El ejercicio práctico y cotidiano que realizamos a favor de nosotros mismos tanto para mantener la vida, como comer, dormir, huir del peligro, como por la salud y el bienestar, así como evitar cambios bruscos de temperatura, evitar fumar, evitar exagerar en el comer y beber, el equilibrio entre la actividad y el descanso, además de las actitudes como la prevención de accidentes, el ejercicio físico, tomar agua en cantidades suficientes, etc.
Alguien ya los clasificó como: Mantenimiento de ingreso suficiente de aire. Mantenimiento de ingesta suficiente de agua.
Mantenimiento de ingesta suficiente de alimentos. Equilibrio entre actividades y descanso. Equilibrio entre soledad y comunicación social.
Prevención de peligros en la vida, incluso respetar las normas.

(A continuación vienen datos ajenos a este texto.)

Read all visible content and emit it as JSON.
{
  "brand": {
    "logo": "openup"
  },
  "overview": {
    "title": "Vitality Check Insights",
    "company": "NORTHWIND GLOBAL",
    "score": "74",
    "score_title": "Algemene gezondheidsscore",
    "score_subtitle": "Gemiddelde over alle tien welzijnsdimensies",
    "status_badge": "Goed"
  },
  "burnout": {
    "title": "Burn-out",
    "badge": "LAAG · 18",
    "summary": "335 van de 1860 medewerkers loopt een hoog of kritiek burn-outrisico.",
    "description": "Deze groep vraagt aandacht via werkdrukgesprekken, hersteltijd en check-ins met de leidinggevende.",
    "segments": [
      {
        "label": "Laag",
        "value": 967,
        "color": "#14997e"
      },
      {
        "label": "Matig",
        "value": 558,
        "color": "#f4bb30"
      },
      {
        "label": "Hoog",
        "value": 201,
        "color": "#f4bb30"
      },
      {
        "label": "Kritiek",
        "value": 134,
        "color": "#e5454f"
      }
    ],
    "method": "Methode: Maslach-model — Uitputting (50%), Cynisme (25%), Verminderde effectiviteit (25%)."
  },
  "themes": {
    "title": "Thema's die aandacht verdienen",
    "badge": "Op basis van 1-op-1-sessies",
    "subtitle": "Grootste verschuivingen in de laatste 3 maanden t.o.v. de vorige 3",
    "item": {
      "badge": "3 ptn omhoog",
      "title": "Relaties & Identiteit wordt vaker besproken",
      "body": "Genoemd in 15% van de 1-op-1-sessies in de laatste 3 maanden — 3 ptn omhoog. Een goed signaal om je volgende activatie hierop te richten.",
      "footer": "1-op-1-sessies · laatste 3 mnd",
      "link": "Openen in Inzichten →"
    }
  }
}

Respetar semáforos, el derecho de los otros que llegaron primero a formarse en la fila del banco, dar prioridad a niños y ancianos… Etc.
También existen autocuidados especiales, porque implican el desarrollo de las personas, favorecen el proceso de la vida y también por que impiden condiciones que puedan perjudicar el desarrollo o mitigar los efectos negativos para el crecimiento como el embarazo, lactancia, infancia, adolescencia. La edad adulta.
El envejecimiento y la muerte.
Cuando un cambio en la salud produce una dependencia total o casi total de otros debido a la necesidad de mantener la vida o el bienestar, la persona, pasa de la posición de agente de autocuidado a la de paciente o receptor de cuidados...
Hoy nos vemos colocados en una situación de riesgo a la salud y es precisamente en este contexto donde el autocuidado es indispensable para mitigar el riesgo.
Llegó para quedarse el concepto de cultura del cuidado como una realidad que abarca todas las manifestaciones del cuidado personal y del cuidado de otros
Una vez que el autocuidado es consciente y de manera responsable asumida por cada una de las personas que estamos en riesgo, habrá que asumir también de manera comprometida una conducta socialmente responsable, lo cual implica ser ejemplares en las medidas ante la alerta sanitaria, aunque ello implique cierto sacrificio personal, como el usar tapabocas, exagerar en la limpieza, uso del agua y jabón más frecuentemente, que por cierto debieran ser parte de nuestra cultura y no solo una actividad extraordinaria.
No está de más insistir, a tiempo y a destiempo, en el autocuidado y en el cuidado de los demás, no solo en tiempos de prevención sino como una condición de vida saludable para todos.